アントン・チェーホフの賭け(浦崎)

●チェーホフの小編に”賭け”(英訳:The Bet)という小説があります。死刑と終身刑のどちらが人間にとって過酷かという論争をする、富裕な銀行家と弁護士の非現実的な賭けの話です。内容は、15年間の自由のない監禁生活を弁護士が過ごすことができたら、銀行家は200万ルーブルを支払うというものです。
●賭けは成立し弁護士は15年間の監禁生活を送ることになります。そして銀行家は5年ともたないと思っていたにもかかわらず、とうとう15年目を迎えます。盛時の勢いを欠いて既に資産が大幅に減少していた銀行家は、200万ルーブルを支払って破産しないために、最後の日を目前にして、弁護士を殺そうとします。
●しかし弁護士は銀行家に置手紙を残して、賭けの成立を前にして脱走してしまいます。弁護士は自由をはく奪された15年間に膨大な書物を読み、その中で森羅万象を悟り、人間の愚かなるさまを軽蔑するに至ったのです。事実上賭けに勝ったにも拘わらず、当初欲求を覚えた200万ルーブルを、侮蔑の意味において放棄したと弁護士は手紙の中に綴るのです。
●非常に奇妙な小説です。賭けの結果は実質的に弁護士の勝利だったと思います。従って終身刑は死刑よりもやはり”まし”だったということで物語を締めてもおかしくはありません。しかし大団円は賭けの結果そのものではなく、寧ろ人間の無意味に果てしない欲求の深さへの絶望という形で締めくくります。要するに自由か不自由かという命題の設定以前の問題として、原罪的な人間社会に対する失望が表現されているということなのでしょう。チェーホフらしいニヒリスティックで意外性のある物語です。
●私が初めてこの小説を読んだのは中学生の時のことです。最初はさっぱりピンと来なかった記憶があります。それが最近Project Gutenbergを頻繁に読むようになり、昨晩久々に目を通したというわけです。印象としては、この逃走した弁護士もやはりある種の不幸な存在であると映ります。人間は愚かには違いないにしても、愚かさの中にあって悲喜交々の振幅を過ごすことそのものが人生ではないかと思うからです。弁護士の思考はある意味で神の視点に立っています。神(あるいは日本的にいえば”上”)から見れば愚かなりといえども・・・という部分に、世の中の大半の人生の物語があるような気がしてなりません。

人生の価値~トルストイとチェーホフを想う(浦崎)

●昨日は久々に日比谷近辺を歩いた。投資銀行やプライベート・エクイティ・ファンドの関係者と最近接点があるので、この界隈にオフィスを構えている会社を訪問するついでに付近を散策しているというわけである。ビジネスの現場で話す内容は殆ど会社や事業の価値に関わるものになるから、ベンチャー企業の華々しい上場の話だけでなく、やむなく廃業に向かわざるを得なくなった会社の生臭い話にもなる。世の中きれいごとばかりで成り立っているはずもなく、成功物語の裏には不成功物語もあるのはわかってはいるが、涼しい顔で話題に参加することに少々辟易することもある。皇居近辺などを散策するのはその意味でいい気分転換になる。
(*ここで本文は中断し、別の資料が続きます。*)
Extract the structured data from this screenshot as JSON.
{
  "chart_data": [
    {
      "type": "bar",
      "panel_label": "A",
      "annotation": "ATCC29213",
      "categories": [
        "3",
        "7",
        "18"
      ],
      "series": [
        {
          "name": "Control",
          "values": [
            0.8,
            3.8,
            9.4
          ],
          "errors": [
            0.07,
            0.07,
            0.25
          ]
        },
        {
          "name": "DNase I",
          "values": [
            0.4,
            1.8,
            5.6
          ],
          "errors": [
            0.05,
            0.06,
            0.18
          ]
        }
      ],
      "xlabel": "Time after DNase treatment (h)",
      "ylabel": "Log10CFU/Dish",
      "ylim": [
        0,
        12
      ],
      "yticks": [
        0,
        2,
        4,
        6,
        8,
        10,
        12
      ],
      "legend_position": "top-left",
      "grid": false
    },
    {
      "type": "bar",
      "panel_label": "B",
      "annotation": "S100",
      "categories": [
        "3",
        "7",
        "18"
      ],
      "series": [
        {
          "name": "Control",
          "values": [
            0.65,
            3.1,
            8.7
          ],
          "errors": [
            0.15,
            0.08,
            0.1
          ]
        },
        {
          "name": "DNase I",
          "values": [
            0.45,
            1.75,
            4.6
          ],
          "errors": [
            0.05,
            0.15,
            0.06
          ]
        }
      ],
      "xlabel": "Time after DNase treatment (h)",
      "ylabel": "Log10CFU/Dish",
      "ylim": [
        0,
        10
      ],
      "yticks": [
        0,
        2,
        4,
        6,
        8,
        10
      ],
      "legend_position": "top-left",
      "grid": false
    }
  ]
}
●会社や事業に関することは兎も角、改めて考えてしまうのは個人というレベルの価値である。経済性の面から見れば生涯獲得賃金の総和や、キャッシュフロー(支出項目を控除)の総和等で計算できるのかもしれないが、数字で表現してしまうとわたくしなどは何か物寂しく感じてしまう。個人のレベルになると、その人の満足感、或いは社会や家族に貢献した度合いなど多様な観点があると考えるからである。当たり前の話なのかもしれないが、改めて考えるとなかなか難しい問題である。
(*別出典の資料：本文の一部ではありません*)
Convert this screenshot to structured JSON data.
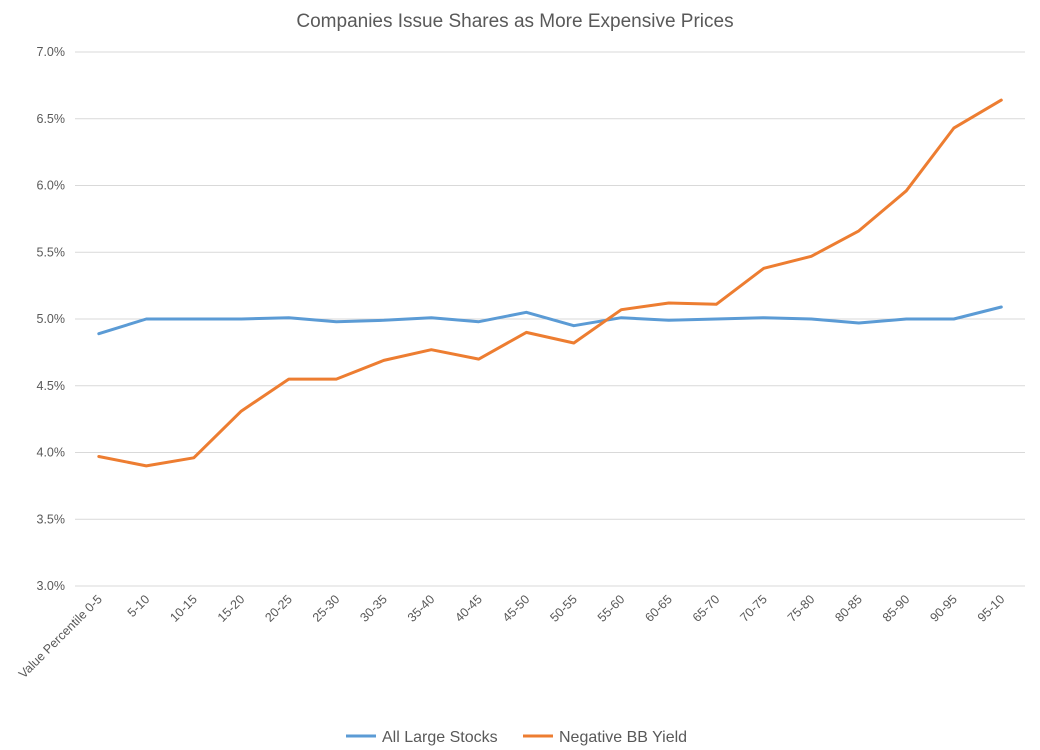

●文豪トルストイの作品にHow Much Land Does a Man Need ?(邦訳:「人には多くの土地がいるか」)という作品がある。バシケール人から、一日間で移動した線分の内側の土地を貰えるという条件に飛びついた、あるロシア人の小作人の物語である。やや欲を出しすぎたこの小作人は、帰り着く見込みのない遠方まで足を伸ばしてしまい、日没までに出発点に戻ることができないばかりか、過労により命を落とすはめになる。この小作人には結局、自分の遺骸を納める棺桶とそのために必要な少々の土地があれば十分だったという、トルストイらしいややシニカルな結末で終わる。人間には最終的に棺桶とそれを埋葬する土地という、いってみれば清算時の残余価値しかないのだということを寓喩的に示唆した作品である。これに対して同じロシアの文豪チェーホフは、人間の価値は人生を通じて歩んだ領域そのものであるという立場に立ち、人間の生き様そのものが価値であると反論している。
●いずれも個人の価値というものをある意味で正しく表現しているといえる。ただ、トルストイの解釈に従うことは、単に金銭的なことだけでなく、生来の夢の実現などの非定量的な価値を殺してしまう危険性がある。チェーホフの立場にあることのほうが、生きている人間が積極的に目標を実現しようとする姿を肯定しているように見える。少なくともわたくしにはそのように思えて仕方がないのである。会社や事業体、或いは政府のあり方も含め、大きな変化が起こりつつある現代においても、人間という存在の根幹的な部分は変わらないが故に、価値を如何様に定義するかということは、まだ生き伸びて人生を愉しもうとする人々にとっては、非常に大きな問題であるといっていい。短い時間の散策の中で、ふとトルストイとチェーホフの論争について考えを巡らせた時間であった。